Exhalation by Ted Chiang - Chiang returns with a book of science fiction short stories (following Stories of Your Life) that are entertaining and mind-expanding. There are some genuinely excellent stories here especially, ‘The Lifecycle of Software Objects’ and ‘Anxiety is the Dizziness of Feeling’.

The Overstory by Richard Powers - This book is full of such rich detail, especially the first half where it paints elaborate portraits of its varied protagonists. As with most books I’ve read this year, the environment and our impact on it is a major theme.

While sifting through Airbnb for our upcoming honeymoon, we noticed that apartments in Tokyo and Kyoto looked noticeably similar to the ones we've stayed at in Australia and even, Hawaii. You're also likely to notice that with local cafes and restaurants - exposed walls, raw wood tables and brushed ceramic cups. The Verge has a surprisingly insightful piece on the phenomenon.

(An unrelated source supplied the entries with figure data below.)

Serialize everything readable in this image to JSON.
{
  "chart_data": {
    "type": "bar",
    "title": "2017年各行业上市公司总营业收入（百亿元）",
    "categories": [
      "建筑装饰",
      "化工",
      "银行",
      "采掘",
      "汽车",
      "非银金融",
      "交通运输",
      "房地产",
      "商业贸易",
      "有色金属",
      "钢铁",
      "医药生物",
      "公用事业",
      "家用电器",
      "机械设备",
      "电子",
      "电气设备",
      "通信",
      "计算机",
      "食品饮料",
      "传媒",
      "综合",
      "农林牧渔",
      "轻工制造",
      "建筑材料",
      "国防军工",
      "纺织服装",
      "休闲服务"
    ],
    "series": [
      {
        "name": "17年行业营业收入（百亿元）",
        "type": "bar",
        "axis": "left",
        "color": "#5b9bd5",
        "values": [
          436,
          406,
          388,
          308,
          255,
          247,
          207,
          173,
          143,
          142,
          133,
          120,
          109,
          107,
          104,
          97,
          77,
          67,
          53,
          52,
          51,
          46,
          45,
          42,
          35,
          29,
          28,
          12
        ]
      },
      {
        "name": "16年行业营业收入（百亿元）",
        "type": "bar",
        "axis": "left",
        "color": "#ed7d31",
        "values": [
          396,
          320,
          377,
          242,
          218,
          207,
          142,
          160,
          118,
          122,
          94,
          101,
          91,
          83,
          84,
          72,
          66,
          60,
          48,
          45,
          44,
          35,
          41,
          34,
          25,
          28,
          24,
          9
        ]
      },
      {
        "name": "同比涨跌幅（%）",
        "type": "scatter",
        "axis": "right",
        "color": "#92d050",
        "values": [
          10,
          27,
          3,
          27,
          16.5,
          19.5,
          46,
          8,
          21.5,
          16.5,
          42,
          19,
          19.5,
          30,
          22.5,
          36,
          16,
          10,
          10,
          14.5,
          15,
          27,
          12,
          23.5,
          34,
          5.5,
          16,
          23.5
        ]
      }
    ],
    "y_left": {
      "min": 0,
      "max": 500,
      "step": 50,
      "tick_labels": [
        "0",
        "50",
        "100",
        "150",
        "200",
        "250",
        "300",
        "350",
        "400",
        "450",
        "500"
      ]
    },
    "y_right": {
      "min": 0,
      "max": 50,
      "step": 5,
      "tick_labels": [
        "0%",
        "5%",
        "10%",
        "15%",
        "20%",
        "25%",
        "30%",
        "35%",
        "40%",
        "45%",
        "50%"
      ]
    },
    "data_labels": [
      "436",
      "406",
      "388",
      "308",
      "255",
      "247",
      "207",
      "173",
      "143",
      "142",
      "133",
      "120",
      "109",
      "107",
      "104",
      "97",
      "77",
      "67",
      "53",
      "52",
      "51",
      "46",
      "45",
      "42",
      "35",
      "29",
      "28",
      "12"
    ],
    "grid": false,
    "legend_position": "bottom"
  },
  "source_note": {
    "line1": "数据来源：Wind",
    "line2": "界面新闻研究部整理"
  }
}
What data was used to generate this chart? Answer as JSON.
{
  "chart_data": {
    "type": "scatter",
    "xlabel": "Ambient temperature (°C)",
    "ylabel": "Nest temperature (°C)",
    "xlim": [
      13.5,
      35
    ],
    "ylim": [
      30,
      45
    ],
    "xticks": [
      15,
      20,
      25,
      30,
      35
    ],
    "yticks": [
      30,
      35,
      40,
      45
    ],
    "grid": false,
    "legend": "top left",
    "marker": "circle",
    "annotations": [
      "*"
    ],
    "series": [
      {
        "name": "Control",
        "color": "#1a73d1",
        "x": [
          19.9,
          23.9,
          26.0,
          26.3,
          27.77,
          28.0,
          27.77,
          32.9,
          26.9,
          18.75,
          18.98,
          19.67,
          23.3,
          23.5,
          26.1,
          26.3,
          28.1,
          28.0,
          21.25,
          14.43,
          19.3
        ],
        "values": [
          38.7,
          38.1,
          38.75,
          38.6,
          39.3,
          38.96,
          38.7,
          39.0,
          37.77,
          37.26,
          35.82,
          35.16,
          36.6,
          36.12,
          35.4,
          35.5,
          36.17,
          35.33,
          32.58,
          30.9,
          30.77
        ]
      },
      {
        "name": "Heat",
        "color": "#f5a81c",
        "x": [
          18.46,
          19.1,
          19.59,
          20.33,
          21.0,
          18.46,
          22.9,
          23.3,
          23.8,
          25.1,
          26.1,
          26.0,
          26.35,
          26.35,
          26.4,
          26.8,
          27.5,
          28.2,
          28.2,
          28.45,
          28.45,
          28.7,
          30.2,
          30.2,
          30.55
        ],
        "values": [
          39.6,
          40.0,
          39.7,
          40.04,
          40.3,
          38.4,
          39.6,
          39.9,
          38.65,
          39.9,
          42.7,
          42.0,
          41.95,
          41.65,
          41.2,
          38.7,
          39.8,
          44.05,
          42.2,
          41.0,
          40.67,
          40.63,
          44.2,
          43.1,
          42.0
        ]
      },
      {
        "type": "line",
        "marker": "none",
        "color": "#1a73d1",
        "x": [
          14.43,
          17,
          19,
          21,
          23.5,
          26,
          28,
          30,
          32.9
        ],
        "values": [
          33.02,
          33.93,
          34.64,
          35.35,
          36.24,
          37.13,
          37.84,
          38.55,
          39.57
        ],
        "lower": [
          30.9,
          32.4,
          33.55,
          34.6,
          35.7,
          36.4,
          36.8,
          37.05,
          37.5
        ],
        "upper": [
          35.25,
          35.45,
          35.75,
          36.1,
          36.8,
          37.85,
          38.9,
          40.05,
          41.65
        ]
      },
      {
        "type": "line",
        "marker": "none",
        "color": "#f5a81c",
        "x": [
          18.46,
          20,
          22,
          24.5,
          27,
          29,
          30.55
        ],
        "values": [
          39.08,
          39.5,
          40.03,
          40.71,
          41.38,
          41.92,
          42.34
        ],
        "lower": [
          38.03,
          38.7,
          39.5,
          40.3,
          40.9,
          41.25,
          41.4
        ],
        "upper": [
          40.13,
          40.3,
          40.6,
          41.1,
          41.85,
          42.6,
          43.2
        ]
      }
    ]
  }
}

"As an affluent, self-selecting group of people move through spaces linked by technology, particular sensibilities spread, and these small pockets of geography grow to resemble one another, as Schwarzmann discovered: the coffee roaster Four Barrel in San Francisco looks like the Australian Toby’s Estate in Brooklyn looks like The Coffee Collective in Copenhagen looks like Bear Pond Espresso in Tokyo. You can get a dry cortado with perfect latte art at any of them, then Instagram it on a marble countertop and further spread the aesthetic to your followers."

(...)

"The connective emotional grid of social media platforms is what drives the impression of AirSpace. If taste is globalized, then the logical endpoint is a world in which aesthetic diversity decreases. It resembles a kind of gentrification: one that happens concurrently across global urban centers. Just as a gentrifying neighborhood starts to look less diverse as buildings are renovated and storefronts replaced, so economically similar urban areas around the world might increasingly resemble each other and become interchangeable."